Marin Mazzie, the three-time Tony Award nominee best known for her roles in Ragtime and Passion, died Thursday morning after suffering from ovarian cancer for three years. She was 57.
The Illinois native had recently been inducted into the Theater Hall of Fame in November 2017, alongside Audra McDonald and Matthew Broderick, according to Playbill. She had also starred in the Lincoln Center Theater’s revival of The King and I, playing the role of Anna Leonowens during spring 2016, which was reportedly her final Broadway appearance.
Mazzie’s publicist, Kim Correro, released a statement to PEOPLE on Thursday confirming the sad news.
“Incredible human being, loving wife, dedicated family member, devoted friend and Broadway star, Marin Mazzie passed away this morning at 10:10am in the comfort of her New York City apartment surrounded by family and close friends,” Correro shared.
According to Correro, Mazzie was diagnosed with Stage IV ovarian cancer in May 2015.
“Over that time, while fighting her own fight, she took it upon herself to help spread awareness of Ovarian Cancer, and to help find an early detection for the disease, of which, currently, there is none,” Correro wrote.
Mazzie began her career with off-broadway productions and in 1985, made her Broadway debut in Big River, Playbill reports.

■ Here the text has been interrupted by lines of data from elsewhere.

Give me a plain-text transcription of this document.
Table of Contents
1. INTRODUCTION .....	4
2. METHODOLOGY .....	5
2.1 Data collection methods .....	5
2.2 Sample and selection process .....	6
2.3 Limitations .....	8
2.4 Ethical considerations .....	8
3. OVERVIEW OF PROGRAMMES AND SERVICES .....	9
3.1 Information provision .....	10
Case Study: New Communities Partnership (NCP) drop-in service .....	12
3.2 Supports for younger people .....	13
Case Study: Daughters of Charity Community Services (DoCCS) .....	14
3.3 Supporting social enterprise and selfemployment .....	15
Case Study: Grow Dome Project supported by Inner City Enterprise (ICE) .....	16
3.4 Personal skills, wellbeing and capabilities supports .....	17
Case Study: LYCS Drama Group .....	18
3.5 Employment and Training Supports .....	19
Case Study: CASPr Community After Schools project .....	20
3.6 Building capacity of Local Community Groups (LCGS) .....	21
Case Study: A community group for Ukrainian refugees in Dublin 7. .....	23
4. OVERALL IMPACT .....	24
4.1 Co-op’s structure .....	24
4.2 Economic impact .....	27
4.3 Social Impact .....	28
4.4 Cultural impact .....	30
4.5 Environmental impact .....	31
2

Her big voice and natural stage presence quickly advanced her career, as her personal website indicates, leading her to play Rapunzel in 1987 during the original Broadway run of Into the Woods. Soon after, Mazzie earned her first Tony Award nomination for her role as Clara in Stephen Sondheim’s 1994 musical, Passion.

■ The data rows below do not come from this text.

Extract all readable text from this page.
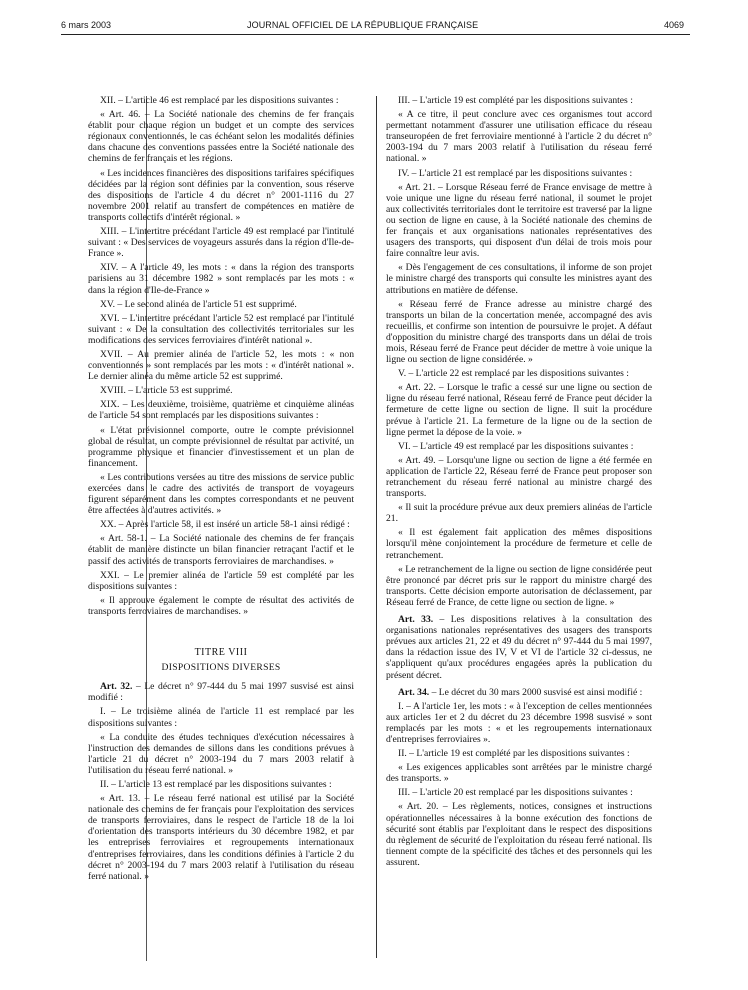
6 mars 2003	JOURNAL OFFICIEL DE LA RÉPUBLIQUE FRANÇAISE	4069

XII. – L'article 46 est remplacé par les dispositions suivantes :

« Art. 46. – La Société nationale des chemins de fer français établit pour chaque région un budget et un compte des services régionaux conventionnés, le cas échéant selon les modalités définies dans chacune des conventions passées entre la Société nationale des chemins de fer français et les régions.

« Les incidences financières des dispositions tarifaires spécifiques décidées par la région sont définies par la convention, sous réserve des dispositions de l'article 4 du décret n° 2001-1116 du 27 novembre 2001 relatif au transfert de compétences en matière de transports collectifs d'intérêt régional. »

XIII. – L'intertitre précédant l'article 49 est remplacé par l'intitulé suivant : « Des services de voyageurs assurés dans la région d'Ile-de-France ».

XIV. – A l'article 49, les mots : « dans la région des transports parisiens au 31 décembre 1982 » sont remplacés par les mots : « dans la région d'Ile-de-France »

XV. – Le second alinéa de l'article 51 est supprimé.

XVI. – L'intertitre précédant l'article 52 est remplacé par l'intitulé suivant : « De la consultation des collectivités territoriales sur les modifications des services ferroviaires d'intérêt national ».

XVII. – Au premier alinéa de l'article 52, les mots : « non conventionnés » sont remplacés par les mots : « d'intérêt national ». Le dernier alinéa du même article 52 est supprimé.

XVIII. – L'article 53 est supprimé.

XIX. – Les deuxième, troisième, quatrième et cinquième alinéas de l'article 54 sont remplacés par les dispositions suivantes :

« L'état prévisionnel comporte, outre le compte prévisionnel global de résultat, un compte prévisionnel de résultat par activité, un programme physique et financier d'investissement et un plan de financement.

« Les contributions versées au titre des missions de service public exercées dans le cadre des activités de transport de voyageurs figurent séparément dans les comptes correspondants et ne peuvent être affectées à d'autres activités. »

XX. – Après l'article 58, il est inséré un article 58-1 ainsi rédigé :

« Art. 58-1. – La Société nationale des chemins de fer français établit de manière distincte un bilan financier retraçant l'actif et le passif des activités de transports ferroviaires de marchandises. »

XXI. – Le premier alinéa de l'article 59 est complété par les dispositions suivantes :

« Il approuve également le compte de résultat des activités de transports ferroviaires de marchandises. »

TITRE VIII

DISPOSITIONS DIVERSES

Art. 32. – Le décret n° 97-444 du 5 mai 1997 susvisé est ainsi modifié :

I. – Le troisième alinéa de l'article 11 est remplacé par les dispositions suivantes :

« La conduite des études techniques d'exécution nécessaires à l'instruction des demandes de sillons dans les conditions prévues à l'article 21 du décret n° 2003-194 du 7 mars 2003 relatif à l'utilisation du réseau ferré national. »

II. – L'article 13 est remplacé par les dispositions suivantes :

« Art. 13. – Le réseau ferré national est utilisé par la Société nationale des chemins de fer français pour l'exploitation des services de transports ferroviaires, dans le respect de l'article 18 de la loi d'orientation des transports intérieurs du 30 décembre 1982, et par les entreprises ferroviaires et regroupements internationaux d'entreprises ferroviaires, dans les conditions définies à l'article 2 du décret n° 2003-194 du 7 mars 2003 relatif à l'utilisation du réseau ferré national. »

III. – L'article 19 est complété par les dispositions suivantes :

« A ce titre, il peut conclure avec ces organismes tout accord permettant notamment d'assurer une utilisation efficace du réseau transeuropéen de fret ferroviaire mentionné à l'article 2 du décret n° 2003-194 du 7 mars 2003 relatif à l'utilisation du réseau ferré national. »

IV. – L'article 21 est remplacé par les dispositions suivantes :

« Art. 21. – Lorsque Réseau ferré de France envisage de mettre à voie unique une ligne du réseau ferré national, il soumet le projet aux collectivités territoriales dont le territoire est traversé par la ligne ou section de ligne en cause, à la Société nationale des chemins de fer français et aux organisations nationales représentatives des usagers des transports, qui disposent d'un délai de trois mois pour faire connaître leur avis.

« Dès l'engagement de ces consultations, il informe de son projet le ministre chargé des transports qui consulte les ministres ayant des attributions en matière de défense.

« Réseau ferré de France adresse au ministre chargé des transports un bilan de la concertation menée, accompagné des avis recueillis, et confirme son intention de poursuivre le projet. A défaut d'opposition du ministre chargé des transports dans un délai de trois mois, Réseau ferré de France peut décider de mettre à voie unique la ligne ou section de ligne considérée. »

V. – L'article 22 est remplacé par les dispositions suivantes :

« Art. 22. – Lorsque le trafic a cessé sur une ligne ou section de ligne du réseau ferré national, Réseau ferré de France peut décider la fermeture de cette ligne ou section de ligne. Il suit la procédure prévue à l'article 21. La fermeture de la ligne ou de la section de ligne permet la dépose de la voie. »

VI. – L'article 49 est remplacé par les dispositions suivantes :

« Art. 49. – Lorsqu'une ligne ou section de ligne a été fermée en application de l'article 22, Réseau ferré de France peut proposer son retranchement du réseau ferré national au ministre chargé des transports.

« Il suit la procédure prévue aux deux premiers alinéas de l'article 21.

« Il est également fait application des mêmes dispositions lorsqu'il mène conjointement la procédure de fermeture et celle de retranchement.

« Le retranchement de la ligne ou section de ligne considérée peut être prononcé par décret pris sur le rapport du ministre chargé des transports. Cette décision emporte autorisation de déclassement, par Réseau ferré de France, de cette ligne ou section de ligne. »

Art. 33. – Les dispositions relatives à la consultation des organisations nationales représentatives des usagers des transports prévues aux articles 21, 22 et 49 du décret n° 97-444 du 5 mai 1997, dans la rédaction issue des IV, V et VI de l'article 32 ci-dessus, ne s'appliquent qu'aux procédures engagées après la publication du présent décret.

Art. 34. – Le décret du 30 mars 2000 susvisé est ainsi modifié :

I. – A l'article 1er, les mots : « à l'exception de celles mentionnées aux articles 1er et 2 du décret du 23 décembre 1998 susvisé » sont remplacés par les mots : « et les regroupements internationaux d'entreprises ferroviaires ».

II. – L'article 19 est complété par les dispositions suivantes :

« Les exigences applicables sont arrêtées par le ministre chargé des transports. »

III. – L'article 20 est remplacé par les dispositions suivantes :

« Art. 20. – Les règlements, notices, consignes et instructions opérationnelles nécessaires à la bonne exécution des fonctions de sécurité sont établis par l'exploitant dans le respect des dispositions du règlement de sécurité de l'exploitation du réseau ferré national. Ils tiennent compte de la spécificité des tâches et des personnels qui les assurent.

She then went on to star in Ragtime and Kiss Me, Kate, earning two more Tony nominations in the process. Her performance in Kiss Me, Kate also won her a 2000 Outer Critics Circle Award.
Over the years, as Mazzie’s long list of Broadway credits grew, so did her accolades, earning two Outer Critics Circle Awards and multiple Drama Desk, Drama League, and Olivier Award nominations.

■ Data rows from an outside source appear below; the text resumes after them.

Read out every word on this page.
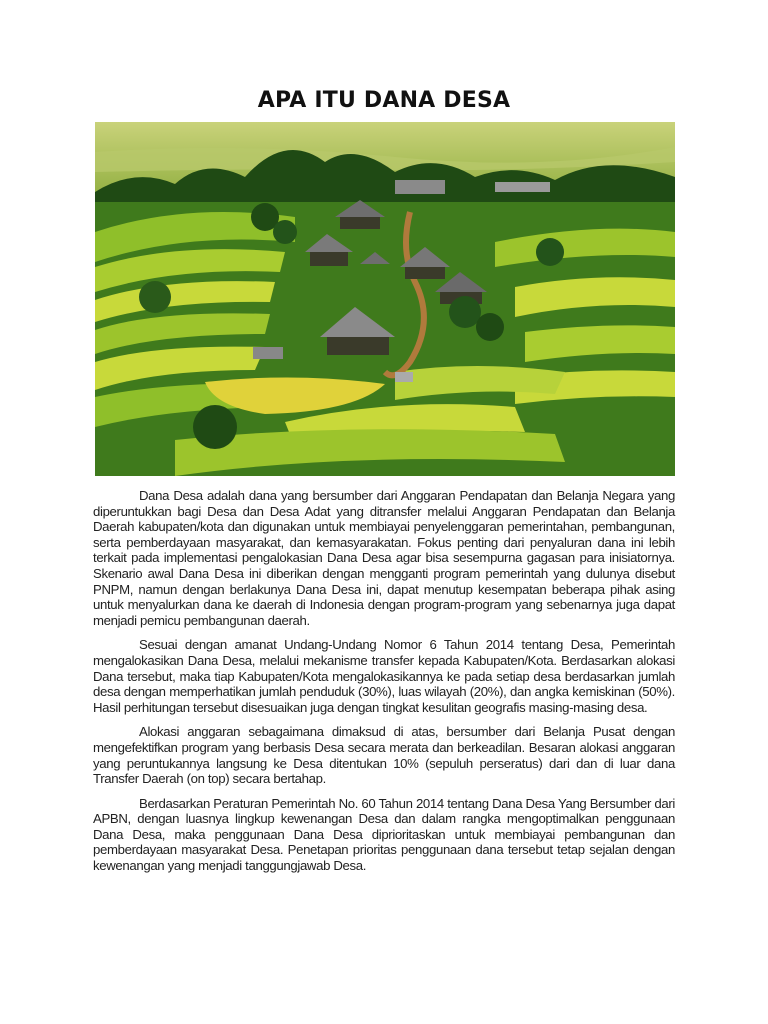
APA ITU DANA DESA

Dana Desa adalah dana yang bersumber dari Anggaran Pendapatan dan Belanja Negara yang diperuntukkan bagi Desa dan Desa Adat yang ditransfer melalui Anggaran Pendapatan dan Belanja Daerah kabupaten/kota dan digunakan untuk membiayai penyelenggaran pemerintahan, pembangunan, serta pemberdayaan masyarakat, dan kemasyarakatan. Fokus penting dari penyaluran dana ini lebih terkait pada implementasi pengalokasian Dana Desa agar bisa sesempurna gagasan para inisiatornya. Skenario awal Dana Desa ini diberikan dengan mengganti program pemerintah yang dulunya disebut PNPM, namun dengan berlakunya Dana Desa ini, dapat menutup kesempatan beberapa pihak asing untuk menyalurkan dana ke daerah di Indonesia dengan program-program yang sebenarnya juga dapat menjadi pemicu pembangunan daerah.

Sesuai dengan amanat Undang-Undang Nomor 6 Tahun 2014 tentang Desa, Pemerintah mengalokasikan Dana Desa, melalui mekanisme transfer kepada Kabupaten/Kota. Berdasarkan alokasi Dana tersebut, maka tiap Kabupaten/Kota mengalokasikannya ke pada setiap desa berdasarkan jumlah desa dengan memperhatikan jumlah penduduk (30%), luas wilayah (20%), dan angka kemiskinan (50%). Hasil perhitungan tersebut disesuaikan juga dengan tingkat kesulitan geografis masing-masing desa.

Alokasi anggaran sebagaimana dimaksud di atas, bersumber dari Belanja Pusat dengan mengefektifkan program yang berbasis Desa secara merata dan berkeadilan. Besaran alokasi anggaran yang peruntukannya langsung ke Desa ditentukan 10% (sepuluh perseratus) dari dan di luar dana Transfer Daerah (on top) secara bertahap.

Berdasarkan Peraturan Pemerintah No. 60 Tahun 2014 tentang Dana Desa Yang Bersumber dari APBN, dengan luasnya lingkup kewenangan Desa dan dalam rangka mengoptimalkan penggunaan Dana Desa, maka penggunaan Dana Desa diprioritaskan untuk membiayai pembangunan dan pemberdayaan masyarakat Desa. Penetapan prioritas penggunaan dana tersebut tetap sejalan dengan kewenangan yang menjadi tanggungjawab Desa.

In 1996, during a production of The Trojan Women: A Love Story, Mazzie met fellow actor Jason Danieley, who would eventually become her husband. The pair married a year later and have since been inseparable, often performing at cabaret concerts across the nation together.
Throughout 2015, Mazzie reportedly was treated at the Memorial Sloan-Kettering hospital in New York, where she received surgery and months of chemotherapy. According to Playbill, in January 2016, Mazzie had announced that she had beaten the disease.
One of her last on-stage appearances was earlier this year when she performed in Terrence McNally’s Fire and Air. She was also honored with the first Phyllis Newman Women’s Health Initiative “Dame” Award in 2016.
Following her passing on Thursday, the Broadway community, including Frozen star Patti Murin and stage veteran Harvey Fierstein, expressed their condolences on social media and remembered Mazzie to be a “bright shining light” and “beautiful, brave, and inspiring.”
In July 2017, Mazzie told The New York Times that her singing career — which she referred to as “healing” — helped her deal with her cancer diagnosis.
“Singing involves the interconnection of mind and body. It has always been healing for me,” she explained to the publication. “It makes me feel extremely alive, whether I am playing a character or in concert. ‘Live in the moment’ or ‘life is a gift’: I always believed that, but never before felt the power of life and love, of an outpouring from my husband, family and community.”
A private gathering and a fuller Celebration of Life for Mazzie is in the works and expected to occur in the next few weeks.